✔ 最佳答案
(a)
consider direction perpendicular to OA,
velocity at A = -v sin(theta) (no displacement, same but opposite to velocity at O )
Then, by equation "v=u+at", we have
-v sin(theta) = v sin(theta) - g cos(alpha) t
Thus we get the traveling time t = 2v sin(theta) / g cos(alpha)
we have constant horizontal speed = v cos(theta + alpha)
horizontal distance traveled = 2a cos(alpha)
With constant speed x time = distance traveled
part (a) can be shown
(b)
from (a), the traveling time t = 2v sin(theta) / g cos(alpha)
Consider the direction along OA,
velocity at A = 0
Then, also by equation "v=u+at", we have
0 = v cos(theta) - g sin(alpha) t
Thus we get the traveling time t = v cos(theta) / g sin(alpha)
the two time obtained are the same,
we have 2 sin(theta) / cos(alpha) = cos(theta) / sin(alpha)

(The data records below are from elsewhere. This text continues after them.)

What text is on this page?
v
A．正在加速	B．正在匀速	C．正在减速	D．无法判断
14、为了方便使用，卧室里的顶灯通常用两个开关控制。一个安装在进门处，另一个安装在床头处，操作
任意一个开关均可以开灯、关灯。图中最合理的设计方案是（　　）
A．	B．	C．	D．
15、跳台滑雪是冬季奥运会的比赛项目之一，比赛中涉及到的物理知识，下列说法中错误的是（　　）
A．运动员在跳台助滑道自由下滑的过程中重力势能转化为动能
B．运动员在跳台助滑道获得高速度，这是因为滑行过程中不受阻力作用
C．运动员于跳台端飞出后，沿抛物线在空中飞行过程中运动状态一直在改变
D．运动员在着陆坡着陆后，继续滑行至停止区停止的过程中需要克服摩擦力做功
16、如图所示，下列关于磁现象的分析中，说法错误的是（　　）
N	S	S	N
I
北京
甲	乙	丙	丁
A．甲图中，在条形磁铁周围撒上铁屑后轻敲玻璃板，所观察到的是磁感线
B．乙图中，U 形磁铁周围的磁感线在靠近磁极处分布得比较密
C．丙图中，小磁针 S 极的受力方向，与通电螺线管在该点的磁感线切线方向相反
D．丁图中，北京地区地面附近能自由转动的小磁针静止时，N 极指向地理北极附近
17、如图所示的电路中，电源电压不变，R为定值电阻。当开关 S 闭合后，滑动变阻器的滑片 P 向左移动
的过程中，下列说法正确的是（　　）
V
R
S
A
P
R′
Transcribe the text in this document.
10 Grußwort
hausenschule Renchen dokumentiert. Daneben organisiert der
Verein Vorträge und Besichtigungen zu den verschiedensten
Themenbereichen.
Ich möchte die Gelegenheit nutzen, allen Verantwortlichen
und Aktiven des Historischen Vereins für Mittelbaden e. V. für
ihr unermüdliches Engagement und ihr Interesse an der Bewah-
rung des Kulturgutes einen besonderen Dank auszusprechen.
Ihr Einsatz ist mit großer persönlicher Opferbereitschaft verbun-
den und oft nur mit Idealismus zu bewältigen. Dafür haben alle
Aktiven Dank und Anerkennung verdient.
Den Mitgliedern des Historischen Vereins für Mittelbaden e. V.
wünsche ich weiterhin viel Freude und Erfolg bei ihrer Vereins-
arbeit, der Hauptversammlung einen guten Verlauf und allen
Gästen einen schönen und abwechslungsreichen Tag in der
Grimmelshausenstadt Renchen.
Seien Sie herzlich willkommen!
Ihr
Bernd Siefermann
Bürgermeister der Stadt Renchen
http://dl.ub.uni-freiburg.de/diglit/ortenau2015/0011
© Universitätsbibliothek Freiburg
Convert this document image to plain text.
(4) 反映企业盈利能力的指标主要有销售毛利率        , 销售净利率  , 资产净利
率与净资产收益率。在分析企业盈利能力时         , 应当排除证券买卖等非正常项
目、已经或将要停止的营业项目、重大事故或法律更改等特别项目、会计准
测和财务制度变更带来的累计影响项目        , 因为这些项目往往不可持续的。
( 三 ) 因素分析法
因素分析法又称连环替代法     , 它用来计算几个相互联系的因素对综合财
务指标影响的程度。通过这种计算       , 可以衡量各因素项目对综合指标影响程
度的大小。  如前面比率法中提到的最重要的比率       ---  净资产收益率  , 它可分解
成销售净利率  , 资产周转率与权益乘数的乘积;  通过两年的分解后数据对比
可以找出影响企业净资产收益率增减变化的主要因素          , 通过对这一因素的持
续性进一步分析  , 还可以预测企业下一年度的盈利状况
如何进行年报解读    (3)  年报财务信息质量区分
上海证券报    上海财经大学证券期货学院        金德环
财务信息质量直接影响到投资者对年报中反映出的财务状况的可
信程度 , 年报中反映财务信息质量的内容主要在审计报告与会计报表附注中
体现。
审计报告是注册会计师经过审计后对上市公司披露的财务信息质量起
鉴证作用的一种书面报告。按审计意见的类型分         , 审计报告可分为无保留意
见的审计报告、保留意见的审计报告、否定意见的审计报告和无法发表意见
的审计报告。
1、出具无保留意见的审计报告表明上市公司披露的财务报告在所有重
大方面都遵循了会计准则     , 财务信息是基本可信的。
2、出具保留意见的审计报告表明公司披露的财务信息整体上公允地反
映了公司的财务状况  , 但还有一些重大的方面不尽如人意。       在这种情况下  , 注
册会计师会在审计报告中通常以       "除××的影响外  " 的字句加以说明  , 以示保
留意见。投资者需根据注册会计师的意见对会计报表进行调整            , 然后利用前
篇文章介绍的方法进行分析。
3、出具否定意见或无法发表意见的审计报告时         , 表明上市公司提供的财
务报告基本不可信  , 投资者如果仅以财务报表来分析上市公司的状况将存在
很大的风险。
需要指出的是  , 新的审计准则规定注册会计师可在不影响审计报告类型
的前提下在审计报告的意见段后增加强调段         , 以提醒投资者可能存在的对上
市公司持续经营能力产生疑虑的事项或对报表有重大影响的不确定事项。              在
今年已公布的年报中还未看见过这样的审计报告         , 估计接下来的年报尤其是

So, we get 2 tan(theta) tan(alpha) = 1
Consider the direction along OA again,
By equation "v^2 = u^2 + 2as", we have
0 = v^2 [cos(theta)]^2 - 4ga sin(alpha)
Thus, v^2 = 4ga sin(alpha) / [cos(theta)]^2
now consider the direction perpendicular to OA,
when the velocity parallel to OA, velocity in this direction = 0,
By equation "v^2 = u^2 + 2as", we have
0 = v^2 [sin(theta)]^2 - 2ga cos(alpha)
Sub v^2 = 4ga sin(alpha) / [cos(theta)]^2 in this equation,
we have 2[tan(theta)]^2 tan(alpha) = 1
together with 2 tan(theta) tan(alpha) = 1 obtained,
tan(theta) = 1
so theta = pi/4